Ook voor 2018 verwacht de onderneming rode cijfers en een negatieve operationele cashflow, net als in de voorgaande jaren. Gelukkig heeft Avantium dankzij de beursgang van vorig jaar een grote kaspositie van circa €100 mln. Daarnaast is er nog een kredietfaciliteit van €6 mln bij de Rabobank. Dat is voldoende om het voorlopig te kunnen uitzingen. Er staan echter nog grote investeringen op stapel. De bouw van de fabriek in Antwerpen vergt €275-325 mln en zal voor de helft met schulden worden gefinancierd. Avantium, met een 49%-aandeel in de joint-venture, zal hiervoor dus al snel €75 mln aan eigen middelen moeten reserveren.
Biochemie
Daarnaast heeft het bedrijf nog drie ontwikkelprogramma’s in de biobased chemie die hoge investeringen vergen. Het gaat onder meer om technologie die houtsnippers omzet in suikers als grondstof voor de chemische industrie. De technologie moet zich bewijzen in een onlangs geopende proeffabriek in Delfzijl, waarbij Avantium samenwerkt in een consortium met AkzoNobel, RWE, Staatsbosbeheer en Chemport Europe.
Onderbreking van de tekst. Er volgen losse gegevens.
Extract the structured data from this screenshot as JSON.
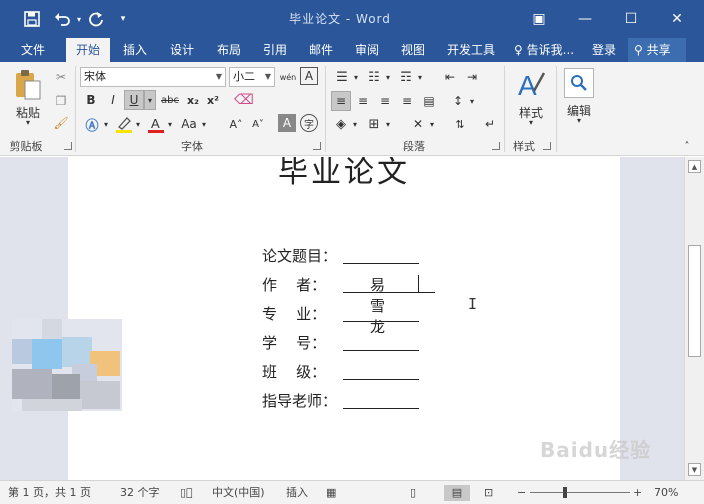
{
  "window": {
    "title": "毕业论文 - Word",
    "minimize_glyph": "—",
    "maximize_glyph": "☐",
    "close_glyph": "✕",
    "ribbon_display_glyph": "▣"
  },
  "quick_access": {
    "save_icon": "save-icon",
    "undo_icon": "undo-icon",
    "redo_icon": "redo-icon",
    "customize_glyph": "▾"
  },
  "tabs": [
    {
      "label": "文件"
    },
    {
      "label": "开始",
      "active": true
    },
    {
      "label": "插入"
    },
    {
      "label": "设计"
    },
    {
      "label": "布局"
    },
    {
      "label": "引用"
    },
    {
      "label": "邮件"
    },
    {
      "label": "审阅"
    },
    {
      "label": "视图"
    },
    {
      "label": "开发工具"
    }
  ],
  "tell_me": "告诉我...",
  "login": "登录",
  "share": "共享",
  "ribbon": {
    "clipboard": {
      "label": "剪贴板",
      "paste": "粘贴",
      "paste_dd": "▾"
    },
    "font": {
      "label": "字体",
      "font_name": "宋体",
      "font_size": "小二",
      "bold": "B",
      "italic": "I",
      "underline": "U",
      "strike": "abc",
      "subscript": "x₂",
      "superscript": "x²",
      "grow": "A˄",
      "shrink": "A˅",
      "font_color": "A",
      "change_case": "Aa",
      "phonetic": "wén",
      "char_border": "A",
      "char_shading": "A",
      "enclose": "字"
    },
    "paragraph": {
      "label": "段落"
    },
    "styles": {
      "label": "样式",
      "button": "样式"
    },
    "editing": {
      "label": "",
      "button": "编辑"
    }
  },
  "document": {
    "heading": "毕业论文",
    "fields": [
      {
        "label": "论文题目：",
        "value": ""
      },
      {
        "label": "作    者：",
        "value": "易雪龙"
      },
      {
        "label": "专    业：",
        "value": ""
      },
      {
        "label": "学    号：",
        "value": ""
      },
      {
        "label": "班    级：",
        "value": ""
      },
      {
        "label": "指导老师：",
        "value": ""
      }
    ]
  },
  "status": {
    "page": "第 1 页，共 1 页",
    "words": "32 个字",
    "language": "中文(中国)",
    "mode": "插入",
    "zoom": "70%",
    "zoom_minus": "−",
    "zoom_plus": "+"
  },
  "watermark": "Baidu经验",
  "colors": {
    "accent": "#2b579a",
    "ribbon_bg": "#f3f3f3",
    "doc_bg": "#e1e3ec"
  }
}
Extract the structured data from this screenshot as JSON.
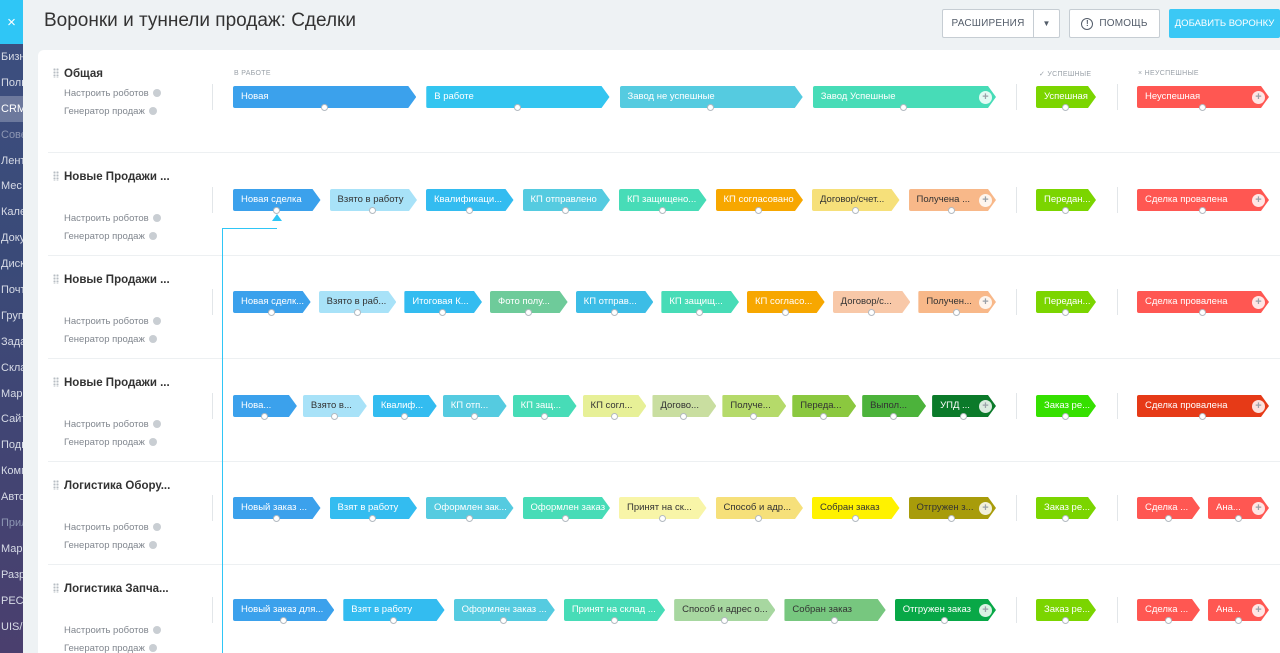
{
  "header": {
    "title": "Воронки и туннели продаж: Сделки",
    "extensions_label": "РАСШИРЕНИЯ",
    "help_label": "ПОМОЩЬ",
    "add_label": "ДОБАВИТЬ ВОРОНКУ"
  },
  "sidebar": {
    "close_icon": "×",
    "items": [
      "Бизн",
      "Поль",
      "CRM",
      "Сове",
      "Лент",
      "Мес",
      "Кале",
      "Доку",
      "Диск",
      "Почт",
      "Груп",
      "Зада",
      "Скла",
      "Мар",
      "Сайт",
      "Подп",
      "Комп",
      "Авто",
      "Прил",
      "Мар",
      "Разр",
      "РЕСТ",
      "UIS/"
    ]
  },
  "columns": {
    "in_work": "В РАБОТЕ",
    "success": "УСПЕШНЫЕ",
    "fail": "НЕУСПЕШНЫЕ",
    "success_icon": "✓",
    "fail_icon": "×"
  },
  "links": {
    "robots": "Настроить роботов",
    "generator": "Генератор продаж"
  },
  "funnels": [
    {
      "name": "Общая",
      "stages": [
        {
          "label": "Новая",
          "color": "#3ba1ec"
        },
        {
          "label": "В работе",
          "color": "#33c5f0"
        },
        {
          "label": "Завод не успешные",
          "color": "#55cbe0"
        },
        {
          "label": "Завод Успешные",
          "color": "#47dcb7"
        }
      ],
      "success": [
        {
          "label": "Успешная",
          "color": "#7bd500"
        }
      ],
      "fail": [
        {
          "label": "Неуспешная",
          "color": "#ff5752"
        }
      ]
    },
    {
      "name": "Новые Продажи ...",
      "stages": [
        {
          "label": "Новая сделка",
          "color": "#3ba1ec"
        },
        {
          "label": "Взято в работу",
          "color": "#a8e2f8",
          "dark": true
        },
        {
          "label": "Квалификаци...",
          "color": "#33bcf0"
        },
        {
          "label": "КП отправлено",
          "color": "#55cbe0"
        },
        {
          "label": "КП защищено...",
          "color": "#47dcb7"
        },
        {
          "label": "КП согласовано",
          "color": "#f7a700"
        },
        {
          "label": "Договор/счет...",
          "color": "#f6e07a",
          "dark": true
        },
        {
          "label": "Получена ...",
          "color": "#f8b889",
          "dark": true
        }
      ],
      "success": [
        {
          "label": "Передан...",
          "color": "#7bd500"
        }
      ],
      "fail": [
        {
          "label": "Сделка провалена",
          "color": "#ff5752"
        }
      ]
    },
    {
      "name": "Новые Продажи ...",
      "stages": [
        {
          "label": "Новая сделк...",
          "color": "#3ba1ec"
        },
        {
          "label": "Взято в раб...",
          "color": "#a8e2f8",
          "dark": true
        },
        {
          "label": "Итоговая К...",
          "color": "#33bcf0"
        },
        {
          "label": "Фото полу...",
          "color": "#6ecb9a"
        },
        {
          "label": "КП отправ...",
          "color": "#3cbde6"
        },
        {
          "label": "КП защищ...",
          "color": "#47dcb7"
        },
        {
          "label": "КП согласо...",
          "color": "#f7a700"
        },
        {
          "label": "Договор/с...",
          "color": "#f8c8a8",
          "dark": true
        },
        {
          "label": "Получен...",
          "color": "#f8b889",
          "dark": true
        }
      ],
      "success": [
        {
          "label": "Передан...",
          "color": "#7bd500"
        }
      ],
      "fail": [
        {
          "label": "Сделка провалена",
          "color": "#ff5752"
        }
      ]
    },
    {
      "name": "Новые Продажи ...",
      "stages": [
        {
          "label": "Нова...",
          "color": "#3ba1ec"
        },
        {
          "label": "Взято в...",
          "color": "#a8e2f8",
          "dark": true
        },
        {
          "label": "Квалиф...",
          "color": "#33bcf0"
        },
        {
          "label": "КП отп...",
          "color": "#55cbe0"
        },
        {
          "label": "КП защ...",
          "color": "#47dcb7"
        },
        {
          "label": "КП согл...",
          "color": "#e7f097",
          "dark": true
        },
        {
          "label": "Догово...",
          "color": "#c9dea0",
          "dark": true
        },
        {
          "label": "Получе...",
          "color": "#b5da6a",
          "dark": true
        },
        {
          "label": "Переда...",
          "color": "#8bc83f",
          "dark": true
        },
        {
          "label": "Выпол...",
          "color": "#4cb33b",
          "dark": true
        },
        {
          "label": "УПД ...",
          "color": "#0b7a2a"
        }
      ],
      "success": [
        {
          "label": "Заказ ре...",
          "color": "#35e000"
        }
      ],
      "fail": [
        {
          "label": "Сделка провалена",
          "color": "#e63a17"
        }
      ]
    },
    {
      "name": "Логистика Обору...",
      "stages": [
        {
          "label": "Новый заказ ...",
          "color": "#3ba1ec"
        },
        {
          "label": "Взят в работу",
          "color": "#33bcf0"
        },
        {
          "label": "Оформлен зак...",
          "color": "#55cbe0"
        },
        {
          "label": "Оформлен заказ",
          "color": "#47dcb7"
        },
        {
          "label": "Принят на ск...",
          "color": "#f8f5a8",
          "dark": true
        },
        {
          "label": "Способ и адр...",
          "color": "#f6e07a",
          "dark": true
        },
        {
          "label": "Собран заказ",
          "color": "#fff200",
          "dark": true
        },
        {
          "label": "Отгружен з...",
          "color": "#a89c0a",
          "dark": true
        }
      ],
      "success": [
        {
          "label": "Заказ ре...",
          "color": "#7bd500"
        }
      ],
      "fail": [
        {
          "label": "Сделка ...",
          "color": "#ff5752"
        },
        {
          "label": "Ана...",
          "color": "#ff5752"
        }
      ]
    },
    {
      "name": "Логистика Запча...",
      "stages": [
        {
          "label": "Новый заказ для...",
          "color": "#3ba1ec"
        },
        {
          "label": "Взят в работу",
          "color": "#33bcf0"
        },
        {
          "label": "Оформлен заказ ...",
          "color": "#55cbe0"
        },
        {
          "label": "Принят на склад ...",
          "color": "#47dcb7"
        },
        {
          "label": "Способ и адрес о...",
          "color": "#a7d7a0",
          "dark": true
        },
        {
          "label": "Собран заказ",
          "color": "#77c77f",
          "dark": true
        },
        {
          "label": "Отгружен заказ",
          "color": "#08a847"
        }
      ],
      "success": [
        {
          "label": "Заказ ре...",
          "color": "#7bd500"
        }
      ],
      "fail": [
        {
          "label": "Сделка ...",
          "color": "#ff5752"
        },
        {
          "label": "Ана...",
          "color": "#ff5752"
        }
      ]
    }
  ]
}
Er zijn al plannen voor een volwaardige fabriek die in 2023 operationeel moet zijn en een investering vergt van €100 mln.
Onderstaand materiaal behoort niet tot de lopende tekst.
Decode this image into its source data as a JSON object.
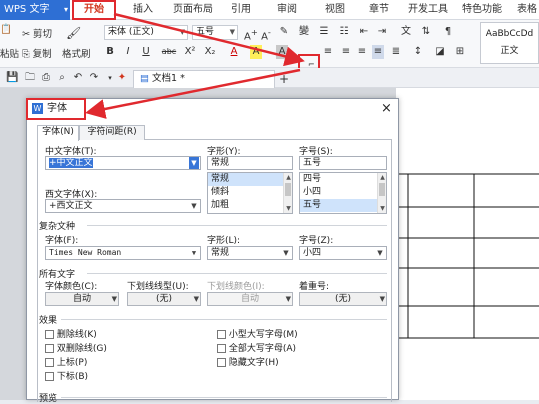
{
  "app": {
    "name": "WPS 文字",
    "menu_caret": "▾"
  },
  "menu": [
    "开始",
    "插入",
    "页面布局",
    "引用",
    "审阅",
    "视图",
    "章节",
    "开发工具",
    "特色功能",
    "表格"
  ],
  "ribbon": {
    "paste": "粘贴",
    "cut": "剪切",
    "copy": "复制",
    "format_painter": "格式刷",
    "font_name": "宋体 (正文)",
    "font_size": "五号",
    "bold": "B",
    "italic": "I",
    "underline": "U",
    "strike": "abc",
    "superscript": "X²",
    "subscript": "X₂",
    "font_color_a": "A",
    "highlight": "A",
    "char_border": "A",
    "dialog_launcher": "⌐",
    "style_preview": "AaBbCcDd",
    "style_name": "正文"
  },
  "doc_tab": {
    "label": "文档1 *",
    "add": "+"
  },
  "dialog": {
    "title": "字体",
    "close": "×",
    "tabs": [
      "字体(N)",
      "字符间距(R)"
    ],
    "chinese_font_label": "中文字体(T):",
    "chinese_font_value": "+中文正文",
    "western_font_label": "西文字体(X):",
    "western_font_value": "+西文正文",
    "style_label": "字形(Y):",
    "style_value": "常规",
    "style_options": [
      "常规",
      "倾斜",
      "加粗"
    ],
    "size_label": "字号(S):",
    "size_value": "五号",
    "size_options": [
      "四号",
      "小四",
      "五号"
    ],
    "complex_section": "复杂文种",
    "complex_font_label": "字体(F):",
    "complex_font_value": "Times New Roman",
    "complex_style_label": "字形(L):",
    "complex_style_value": "常规",
    "complex_size_label": "字号(Z):",
    "complex_size_value": "小四",
    "all_text_section": "所有文字",
    "font_color_label": "字体颜色(C):",
    "font_color_value": "自动",
    "underline_type_label": "下划线线型(U):",
    "underline_type_value": "(无)",
    "underline_color_label": "下划线颜色(I):",
    "underline_color_value": "自动",
    "emphasis_label": "着重号:",
    "emphasis_value": "(无)",
    "effects_section": "效果",
    "effects_left": [
      "删除线(K)",
      "双删除线(G)",
      "上标(P)",
      "下标(B)"
    ],
    "effects_right": [
      "小型大写字母(M)",
      "全部大写字母(A)",
      "隐藏文字(H)"
    ],
    "preview_section": "预览"
  },
  "colors": {
    "accent": "#2e6fd4",
    "highlight_red": "#e0292e",
    "active_menu": "#d2371f"
  }
}
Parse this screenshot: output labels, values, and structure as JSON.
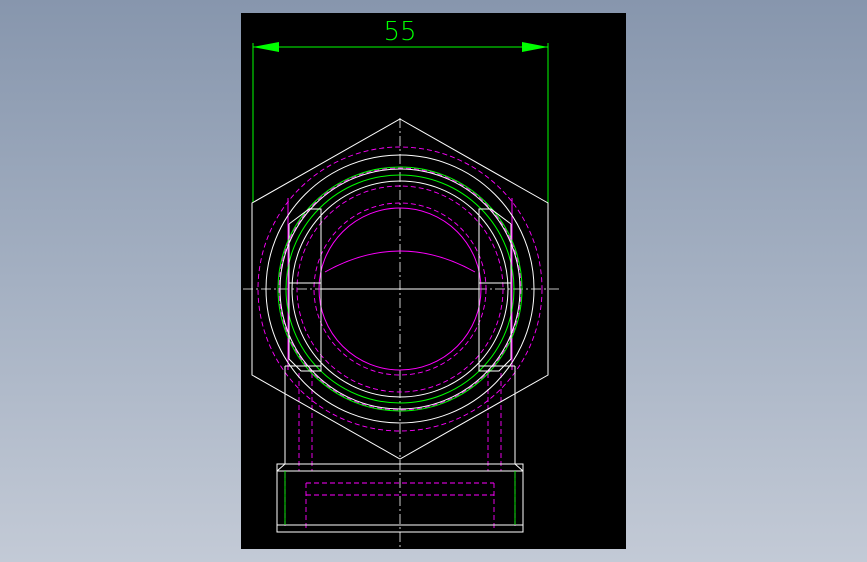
{
  "drawing": {
    "dimension_label": "55",
    "colors": {
      "background": "#000000",
      "outline": "#ffffff",
      "hidden": "#ff00ff",
      "dimension": "#00ff00",
      "centerline": "#ffffff"
    }
  }
}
Verder is vorige maand de bouw gestart van een tweede proeffabriek voor de productie van mono-ethyleenglycol (MEG) uit suikers. MEG wordt gebruikt voor de productie van PET-flessen en polyester, en de markt zal de komende twintig jaar naar verwachting groeien van 28 miljoen naar 50 miljoen ton. Dat biedt veel mogelijkheden voor het bio-MEG van Avantium, dat identiek is aan de fossiele variant. De proeffabriek moet de economische haalbaarheid van de technologie aantonen en gaat volgend jaar open. De bouw vergt een investering van €15-20 mln. Het derde ontwikkelprogramma, Volta geheten, zit nog in een vroeg stadium. Het behelst het direct toepassen van elektriciteit in chemische processen, om CO2 om te zetten in duurzame chemische bouwstenen.
Beurswaarde
Aangezien er de komende jaren nog geen biobased producten de commerciële fase ingaan, is het de vraag of Avantium de periode naar winstgevendheid kan overbruggen. Als er groen licht komt voor de bouw van de bioplasticfabriek in Antwerpen en voor de productie van duurzame chemicaliën op commerciële schaal, dan is de kans groot dat er opnieuw een kapitaalinjectie nodig is. Dat speelt dan pas over een paar jaar en zal waarschijnlijk geen problemen opleveren, want het luidt de overgang naar een lucratieve fase voor Avantium in.
Voor beleggers is het ondertussen wachten op de definitieve investeringsbeslissing voor Antwerpen. Dit zou ongetwijfeld tot een fors koersherstel leiden. Het aandeel noteert nu tegen €5,90, terwijl het vorig jaar voor €11 naar de beurs ging. De beurswaarde min de cashpositie bedraagt circa €50 mln, en daarmee is de waardering van de technologie bescheiden. In afwachting van meer bewijs over de levensvatbaarheid van PEF volstaan wij echter met een houdadvies.